Belediyenin tutuklanan bu görevlileri dahil, tamamen bu konuda asli kusurlu ve sorumlu olduğuna ben yürekten inanıyorum. Niye inanıyorum? Konuyu kaçırmadan bir parantez söyleyeyim. Sen burayı 1970'li yıllarda ruhsat verirken, yangın durum belgesini verirken bunun durumunu görmedin. Sonrasında verdiğin yangın olur raporlarında bunu görmedin. Yetmedi. Allah şaşırtacak ya, o otelin önünde yani itfaiyenin giremediği yerde bir 80 metrekarelik bir yere ruhsat alabilmek için belediyeye başvuruyorlar. Yanlışlıkla belediyenin tamamı, binanın tamamı için yangın uyumlu raporu istiyorlar. Belediye geliyor, bu yangın uyumlu raporunun, bakıyor bir sürü eksikliği var, olumsuz bir rapor düzenliyor. Bu olumsuz rapor ilgililerin eline gittikten sonra ki ifadelerden onu görüyoruz. Belediye Başkan Yardımcısı akıl veriyor işletme sahiplerine. Diyor ki ‘Siz bu talebinizi geri çekin biz de bunu iptal edelim.’ Rapor düzenlendikten sekiz gün sonra. Belediye görevlileri tespit ettikleri bu olumsuzlukları İl Özel İdaresi ya da Turizm Bakanlığı'yla da paylaşmak zorundadır. Oradaki paylaşılabilir lafıyla hareket edilerek, 'efendim burada bir takdir hakkı var' diyemezsin. Bu takdir hakkı ancak düzenlenen rapor olumluysa, bunu paylaşmayabilirsin. Ama olumsuz bir rapor varsa sen bunu paylaşmak zorundasın, bu senin görevin. Sen sekiz gün boyunca bu görevini yapmamışsın.

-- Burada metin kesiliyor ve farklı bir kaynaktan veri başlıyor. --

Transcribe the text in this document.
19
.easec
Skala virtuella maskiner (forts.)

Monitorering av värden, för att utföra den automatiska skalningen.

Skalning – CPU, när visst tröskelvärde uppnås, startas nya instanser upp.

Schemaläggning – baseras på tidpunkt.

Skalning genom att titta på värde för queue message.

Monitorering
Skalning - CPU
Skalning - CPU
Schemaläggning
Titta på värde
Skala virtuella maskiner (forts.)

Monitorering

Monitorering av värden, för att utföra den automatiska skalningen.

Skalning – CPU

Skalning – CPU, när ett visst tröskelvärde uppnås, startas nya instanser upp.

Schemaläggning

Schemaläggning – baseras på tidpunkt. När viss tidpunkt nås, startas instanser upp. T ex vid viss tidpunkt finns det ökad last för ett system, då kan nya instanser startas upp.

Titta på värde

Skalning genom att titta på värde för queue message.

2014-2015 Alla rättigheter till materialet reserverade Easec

"Belediye, İl Özel İdaresi, Çalışma Bakanlığı, Turizm Bakanlığı birinci derecede etkilidir"
İki, o binaya sekiz gün önce gitmişsin, olumsuz raporu vermişsin. Yahu bu binanın bitişiğindeki 80 metrekare aşağı binaya ve üstüne üstlük onun etrafına itfaiye aracı gelemezken, sen o bir yere iki tane yangın söndürme tüpü var diye nasıl yangına olumlu raporu vermişsin? Belediyenin yetkilileri sonuna kadar sorumludur. Belki Belediye Başkanı da burada kendine düşen pay açısında sorumluluğu vardır. Yani kimse ‘Benim sorumluluğum yok. Onlar yapmıştır’ deme lüksüne sahip değil. O kişileri de sen seçiyorsun, sen atıyorsun. Çalıştıranın sorumluluğu vardır. Biz bu konuda Turizm Bakanlığı'nı harekete geçirmek için, İçişleri Bakanlığı'nı harekete geçirmek için ve Çalışma Bakanlığı'nı harekete geçirmek için 4483 kapsamında 'soruşturma açın' diye kurumlara başvurduk 27 Şubat'ta. Bir cevap verilmedi, zımnıyet oluşturuldu. Bundan sonra bilirkişiler yani başsavcılığımızın oluşturduğu bilirkişi heyeti raporuna açıkladı. Raporda, 'Belediye, İl Özel Ödaresi, Çalışma Bakanlığı, Turizm Bakanlığı birinci derecede etkilidir' deniliyor."